「終活」を告白する芸能人、なぜ増加? 背景に「断捨離」と有名人の死も…
金子哲雄さんと小林麻央さんの死去
このように、言葉としての「終活」は浸透したものの、芸能人がそれを自ら明かすことはそれほどありませんでした。では、タレントが「死に際」について前向きに考え始めた先鞭(せんべん)となった事例は何でしょうか。
近年インパクトを与えたのは、流通ジャーナリストの金子哲雄さんでしょう。緻密なマーケティングに裏打ちされた分かりやすい論評とその優しい語り口で「ホンマでっか!?TV」(フジテレビ系)などで活躍。ラジオや雑誌などにも活躍の場を広げていましたが、2012年10月、41歳の若さで肺カルチノイドでこの世を去りました。

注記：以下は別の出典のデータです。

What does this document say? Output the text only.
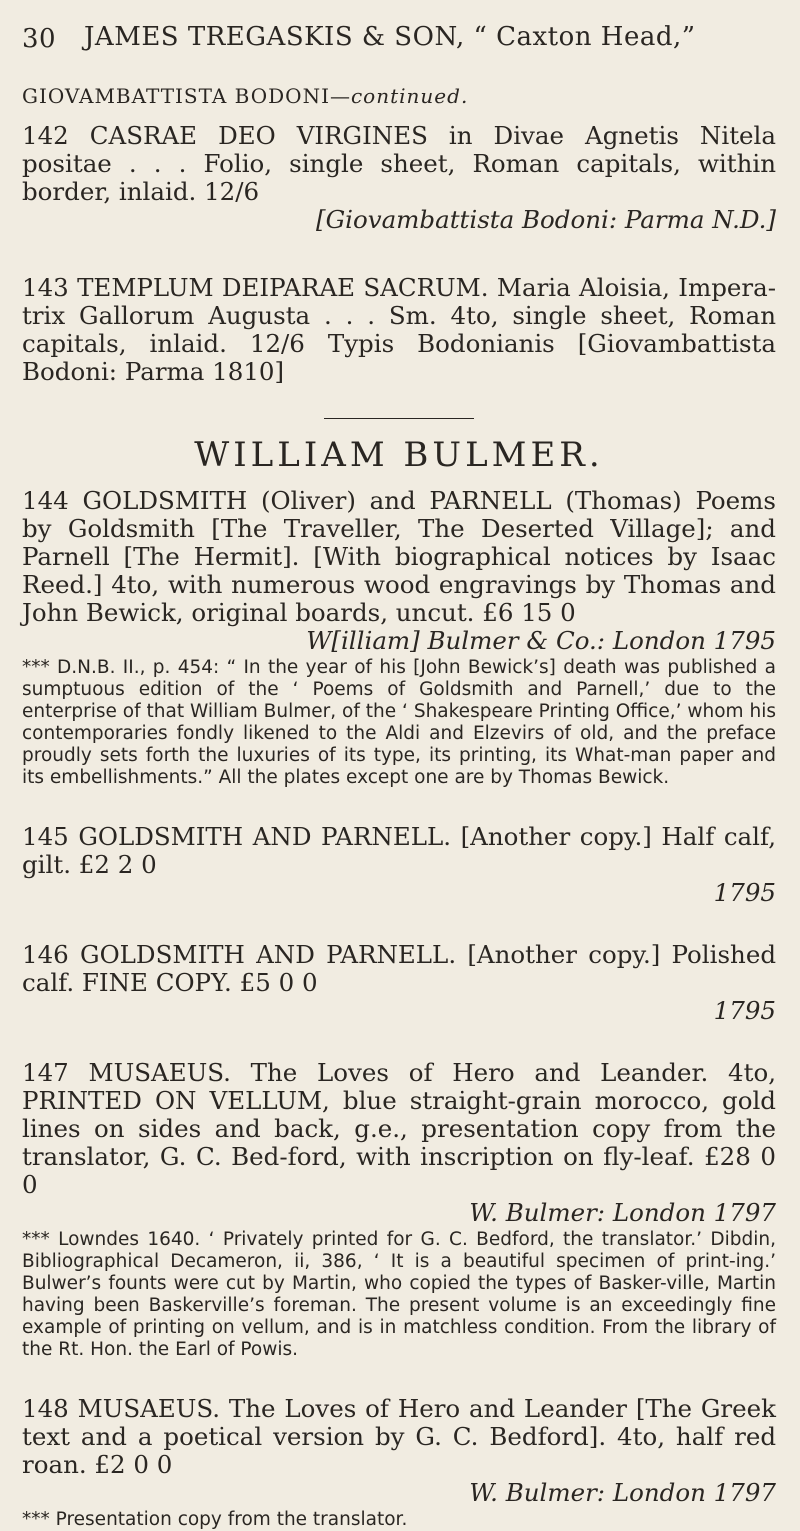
30 JAMES TREGASKIS & SON, “ Caxton Head,”
GIOVAMBATTISTA BODONI—continued.
142 CASRAE DEO VIRGINES in Divae Agnetis Nitela positae . . . Folio, single sheet, Roman capitals, within border, inlaid. 12/6
[Giovambattista Bodoni: Parma N.D.]
143 TEMPLUM DEIPARAE SACRUM. Maria Aloisia, Impera-trix Gallorum Augusta . . . Sm. 4to, single sheet, Roman capitals, inlaid. 12/6 Typis Bodonianis [Giovambattista Bodoni: Parma 1810]
WILLIAM BULMER.
144 GOLDSMITH (Oliver) and PARNELL (Thomas) Poems by Goldsmith [The Traveller, The Deserted Village]; and Parnell [The Hermit]. [With biographical notices by Isaac Reed.] 4to, with numerous wood engravings by Thomas and John Bewick, original boards, uncut. £6 15 0
W[illiam] Bulmer & Co.: London 1795
*** D.N.B. II., p. 454: “ In the year of his [John Bewick’s] death was published a sumptuous edition of the ‘ Poems of Goldsmith and Parnell,’ due to the enterprise of that William Bulmer, of the ‘ Shakespeare Printing Office,’ whom his contemporaries fondly likened to the Aldi and Elzevirs of old, and the preface proudly sets forth the luxuries of its type, its printing, its What-man paper and its embellishments.” All the plates except one are by Thomas Bewick.
145 GOLDSMITH AND PARNELL. [Another copy.] Half calf, gilt. £2 2 0
1795
146 GOLDSMITH AND PARNELL. [Another copy.] Polished calf. FINE COPY. £5 0 0
1795
147 MUSAEUS. The Loves of Hero and Leander. 4to, PRINTED ON VELLUM, blue straight-grain morocco, gold lines on sides and back, g.e., presentation copy from the translator, G. C. Bed-ford, with inscription on fly-leaf. £28 0 0
W. Bulmer: London 1797
*** Lowndes 1640. ‘ Privately printed for G. C. Bedford, the translator.’ Dibdin, Bibliographical Decameron, ii, 386, ‘ It is a beautiful specimen of print-ing.’ Bulwer’s founts were cut by Martin, who copied the types of Basker-ville, Martin having been Baskerville’s foreman. The present volume is an exceedingly fine example of printing on vellum, and is in matchless condition. From the library of the Rt. Hon. the Earl of Powis.
148 MUSAEUS. The Loves of Hero and Leander [The Greek text and a poetical version by G. C. Bedford]. 4to, half red roan. £2 0 0
W. Bulmer: London 1797
*** Presentation copy from the translator.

金子さんは存命中、葬儀場や葬儀業者を手配、さらには仕出しなどの準備も自ら行っていたといいます。通夜では、生前に自ら用意した手紙が参列者に配られたそうです。生前、死の準備を整えるまでの苦しみや最愛の妻を遺して逝くことへの葛藤も書き上げ、死後発刊された「僕の死に方 エンディングダイアリー500日」(小学館)は発売1カ月で10万部を超えたといいます。
昨年6月、闘病の末に乳がんで亡くなったキャスターの小林麻央さんも、私たちの心に強く刻まれました。これまでは、「報道機関」による伝聞という形でしか伝わらなかった病状を日々、本人がダイレクトに報告。「生きる」ことの苦しさや難しさ、そして素晴らしさを、身を持って問うてくれた気がします。
最近も、津川雅彦さんや「ちびまる子ちゃん」の原作者・さくらももこさん、「サザエさん」で2015年まで磯野フネ役を務めた麻生美代子さんら、多くの有名人が相次いで逝去する中で、どうすればもっと自分らしく生きられるか、そして旅立てるかを考えるようになっています。
これから、ますます高齢化社会になる日本。「終活」が今後、日本人にとっての大切な“宿題”になることは間違いありません。また、芸能人の終活の告白も、死を迎える場所の指定や自分の死を伝える友人リストの作成など、細分化されていくことでしょう。